# Dark Eldar Colour schemes...



## Orochi (Jan 28, 2009)

Righto, I decided (upon purchasing parts for a new DE lord), that i wanted to begin afresh.

I past collected a 'Kabal of the Black heart' army, the one led by Asdrubeal Vect.

This colour scheme was heavily black, Silver Trim and spikes, Gold Decoration and Blood red helmets. Plumes would vary from squad to squad. This is GW bog standard DE army.

But, i have had a change of heart, and don't want to re-paint all 5k points ish.
So im beginning in pasteurs new.

I have hit upon 4 schemes.

A dark blue with silver trim etc. Much like the one on the front of the Dark Eldar codex. I would use Whites on details, and all cloth would be black/Charcoal. Blades would be silver.

OR

Black base with a Neon Green trim. Armour areas would be heavily varnished in gloss varnish. Skulls/face masks would be gleaming White (6 or so coats worth). Plumes would be reds/greys. Cloth would be black or white. Blades would be silver.

OR

Same as above, but Neon Pink instead of green.

OR 

Same as the above again, but with birght purple instead of Green.

What do you think?

(Lord will be on the WIP soon, along with a couple of warriors, just waiting for GS and parts to arrive)


----------



## Pandorav3 (Jan 30, 2009)

I'd personally do the dark blue trim with silver.


----------



## morfangdakka (Dec 31, 2006)

The dark blue with silver looks good that is how I painted one of my dark eldar armies. 
You could of course go very radical like I did and painted mine bone white armor with dark red trim.

Post some pics in the modeling seciton once you get them going.
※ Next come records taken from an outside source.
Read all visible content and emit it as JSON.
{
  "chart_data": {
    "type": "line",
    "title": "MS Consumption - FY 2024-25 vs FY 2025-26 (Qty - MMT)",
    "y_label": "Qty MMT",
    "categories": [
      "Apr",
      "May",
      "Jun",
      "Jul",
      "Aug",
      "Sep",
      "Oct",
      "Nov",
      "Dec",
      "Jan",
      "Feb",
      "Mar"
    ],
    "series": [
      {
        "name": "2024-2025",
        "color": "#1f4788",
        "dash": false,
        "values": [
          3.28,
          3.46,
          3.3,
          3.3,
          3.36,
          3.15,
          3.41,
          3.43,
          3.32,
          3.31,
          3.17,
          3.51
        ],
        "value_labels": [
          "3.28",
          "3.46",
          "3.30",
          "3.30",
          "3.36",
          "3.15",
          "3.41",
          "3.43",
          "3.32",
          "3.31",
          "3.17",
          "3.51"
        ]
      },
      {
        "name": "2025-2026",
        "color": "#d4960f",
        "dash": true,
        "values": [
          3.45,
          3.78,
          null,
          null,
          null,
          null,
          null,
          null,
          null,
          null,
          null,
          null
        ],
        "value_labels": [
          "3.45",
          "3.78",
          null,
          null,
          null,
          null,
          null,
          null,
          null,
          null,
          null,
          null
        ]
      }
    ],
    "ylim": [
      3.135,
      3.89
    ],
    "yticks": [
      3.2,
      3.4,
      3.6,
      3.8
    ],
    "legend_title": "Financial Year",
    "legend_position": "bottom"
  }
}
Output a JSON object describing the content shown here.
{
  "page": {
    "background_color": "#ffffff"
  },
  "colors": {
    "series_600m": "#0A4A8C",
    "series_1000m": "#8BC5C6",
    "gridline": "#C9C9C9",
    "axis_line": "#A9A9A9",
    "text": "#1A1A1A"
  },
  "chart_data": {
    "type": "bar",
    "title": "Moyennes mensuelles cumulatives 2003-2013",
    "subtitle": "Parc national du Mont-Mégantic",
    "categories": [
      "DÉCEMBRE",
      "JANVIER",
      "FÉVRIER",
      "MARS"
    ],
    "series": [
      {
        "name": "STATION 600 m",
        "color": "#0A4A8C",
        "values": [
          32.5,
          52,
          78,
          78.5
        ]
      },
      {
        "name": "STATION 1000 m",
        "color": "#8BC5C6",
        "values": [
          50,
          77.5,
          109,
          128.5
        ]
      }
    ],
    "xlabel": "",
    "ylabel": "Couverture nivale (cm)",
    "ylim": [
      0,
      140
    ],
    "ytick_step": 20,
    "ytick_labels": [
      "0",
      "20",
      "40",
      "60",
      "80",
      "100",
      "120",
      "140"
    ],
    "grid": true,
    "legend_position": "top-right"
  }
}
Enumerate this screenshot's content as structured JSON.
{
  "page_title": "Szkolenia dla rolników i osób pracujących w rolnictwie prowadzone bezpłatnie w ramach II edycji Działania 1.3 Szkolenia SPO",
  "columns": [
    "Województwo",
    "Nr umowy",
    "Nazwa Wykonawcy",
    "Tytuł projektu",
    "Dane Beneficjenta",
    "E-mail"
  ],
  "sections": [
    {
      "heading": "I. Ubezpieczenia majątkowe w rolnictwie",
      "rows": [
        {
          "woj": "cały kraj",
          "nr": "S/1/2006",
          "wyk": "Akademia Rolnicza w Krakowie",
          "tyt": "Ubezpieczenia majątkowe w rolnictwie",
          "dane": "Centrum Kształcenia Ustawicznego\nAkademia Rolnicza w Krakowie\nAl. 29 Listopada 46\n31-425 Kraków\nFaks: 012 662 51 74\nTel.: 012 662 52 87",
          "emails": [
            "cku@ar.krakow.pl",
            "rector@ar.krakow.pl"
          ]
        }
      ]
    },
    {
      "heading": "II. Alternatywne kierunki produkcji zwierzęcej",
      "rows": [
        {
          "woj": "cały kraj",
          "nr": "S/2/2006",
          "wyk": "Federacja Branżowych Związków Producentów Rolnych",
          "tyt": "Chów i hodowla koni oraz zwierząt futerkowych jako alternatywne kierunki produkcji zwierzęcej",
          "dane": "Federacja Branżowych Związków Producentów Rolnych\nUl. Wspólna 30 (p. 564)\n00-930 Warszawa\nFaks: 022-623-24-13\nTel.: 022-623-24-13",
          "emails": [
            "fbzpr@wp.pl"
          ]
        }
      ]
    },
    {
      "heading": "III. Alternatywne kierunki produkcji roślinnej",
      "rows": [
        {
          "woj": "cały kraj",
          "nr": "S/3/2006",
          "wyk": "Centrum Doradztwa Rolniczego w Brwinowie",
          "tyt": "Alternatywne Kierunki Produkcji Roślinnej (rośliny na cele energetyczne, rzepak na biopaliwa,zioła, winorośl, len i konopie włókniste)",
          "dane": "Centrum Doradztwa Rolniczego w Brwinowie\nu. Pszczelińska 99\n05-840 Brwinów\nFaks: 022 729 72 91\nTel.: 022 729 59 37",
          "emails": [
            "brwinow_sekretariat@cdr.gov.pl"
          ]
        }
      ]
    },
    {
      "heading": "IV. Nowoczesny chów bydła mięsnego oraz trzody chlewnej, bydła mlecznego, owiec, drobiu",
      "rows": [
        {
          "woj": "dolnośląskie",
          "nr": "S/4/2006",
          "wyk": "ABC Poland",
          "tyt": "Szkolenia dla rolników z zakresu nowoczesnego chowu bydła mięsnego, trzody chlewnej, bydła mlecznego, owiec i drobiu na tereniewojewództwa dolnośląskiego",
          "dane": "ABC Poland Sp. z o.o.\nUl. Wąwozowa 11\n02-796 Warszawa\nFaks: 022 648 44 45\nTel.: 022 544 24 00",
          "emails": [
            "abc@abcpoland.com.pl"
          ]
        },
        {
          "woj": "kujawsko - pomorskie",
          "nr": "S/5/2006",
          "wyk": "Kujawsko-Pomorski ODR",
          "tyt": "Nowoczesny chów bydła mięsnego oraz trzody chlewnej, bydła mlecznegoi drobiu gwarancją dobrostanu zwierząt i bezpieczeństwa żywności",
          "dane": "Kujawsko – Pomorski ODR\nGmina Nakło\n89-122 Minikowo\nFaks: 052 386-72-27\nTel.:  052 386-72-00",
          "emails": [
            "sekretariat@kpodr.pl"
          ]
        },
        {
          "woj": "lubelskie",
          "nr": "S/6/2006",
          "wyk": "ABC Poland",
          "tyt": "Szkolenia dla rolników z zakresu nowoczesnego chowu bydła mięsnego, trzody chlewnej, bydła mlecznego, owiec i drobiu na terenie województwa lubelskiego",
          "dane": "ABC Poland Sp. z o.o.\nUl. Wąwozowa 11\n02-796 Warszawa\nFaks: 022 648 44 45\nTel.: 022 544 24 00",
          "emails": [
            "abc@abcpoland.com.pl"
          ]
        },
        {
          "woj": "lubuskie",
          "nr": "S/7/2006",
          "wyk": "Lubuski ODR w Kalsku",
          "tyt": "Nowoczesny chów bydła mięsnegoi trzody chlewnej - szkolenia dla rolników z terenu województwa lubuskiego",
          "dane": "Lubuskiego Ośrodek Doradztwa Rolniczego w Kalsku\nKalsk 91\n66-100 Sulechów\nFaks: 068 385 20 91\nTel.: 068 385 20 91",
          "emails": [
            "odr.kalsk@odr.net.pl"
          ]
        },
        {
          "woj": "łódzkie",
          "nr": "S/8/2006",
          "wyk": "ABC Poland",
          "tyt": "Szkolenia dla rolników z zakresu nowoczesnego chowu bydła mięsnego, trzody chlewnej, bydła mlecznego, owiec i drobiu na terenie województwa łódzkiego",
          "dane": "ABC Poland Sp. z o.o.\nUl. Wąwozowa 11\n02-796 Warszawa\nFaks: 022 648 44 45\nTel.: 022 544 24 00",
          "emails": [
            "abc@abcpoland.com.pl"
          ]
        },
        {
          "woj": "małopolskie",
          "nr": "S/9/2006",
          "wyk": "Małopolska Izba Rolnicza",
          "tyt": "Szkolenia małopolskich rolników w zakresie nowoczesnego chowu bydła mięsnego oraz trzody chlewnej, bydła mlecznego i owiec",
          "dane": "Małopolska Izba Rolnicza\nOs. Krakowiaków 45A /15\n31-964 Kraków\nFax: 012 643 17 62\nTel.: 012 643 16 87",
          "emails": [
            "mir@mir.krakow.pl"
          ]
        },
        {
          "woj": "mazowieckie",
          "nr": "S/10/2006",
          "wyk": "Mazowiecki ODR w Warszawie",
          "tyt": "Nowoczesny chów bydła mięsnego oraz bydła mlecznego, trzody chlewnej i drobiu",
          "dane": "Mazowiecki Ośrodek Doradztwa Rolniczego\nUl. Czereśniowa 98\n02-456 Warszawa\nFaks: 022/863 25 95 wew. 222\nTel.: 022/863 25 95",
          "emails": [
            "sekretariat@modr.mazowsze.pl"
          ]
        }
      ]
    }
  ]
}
We hardly every see any DE stuff in there.


----------



## Vaz (Mar 19, 2008)

Neon Pink, I think. Rave paint would look fucking awesome.


----------



## Inquisitor Varrius (Jul 3, 2008)

Nothing scarier than doped DE waving glow-sticks. Rave colours all the way!


----------



## Inquisitor Varrius (Jul 3, 2008)

Nothing scarier than doped DE waving glow-sticks. :biggrin: Rave colours all the way!


----------



## The_Inquisitor (Jul 19, 2008)

My DE warriors are liche purple base with warlock highlight, green eyes and energy orbs/cells. dirty silver spikes and guns. I like purple ;D


----------



## MR. SNEAKY (Jan 17, 2011)

GW

MaximusPrime lol


----------



## KhainiteAssassin (Mar 18, 2009)

see my DE if you wana see neon green in action, but i do use orkhide shade as my base colour rather then black.


----------



## Hammer49 (Feb 12, 2011)

Of the diiferent schemes i prefer the dark blue with silver trims.


----------



## MetalHandkerchief (Aug 3, 2009)

I think your Neon green strong highlight idea sounds awesome. It's close to my Vespid, although I'm doing a very dark green followed by successive (very dry) drybrushed highlights of ice blue up to shadow grey, and such a paint scheme really stands out.

If you're doing gleaming white on armor plates, I suggest a thin coat of 'Ardcoat (or Vallejo glossy varnish) on top to make it look like porcelain


----------



## turel2 (Mar 2, 2009)

paint them in UV paint lol


----------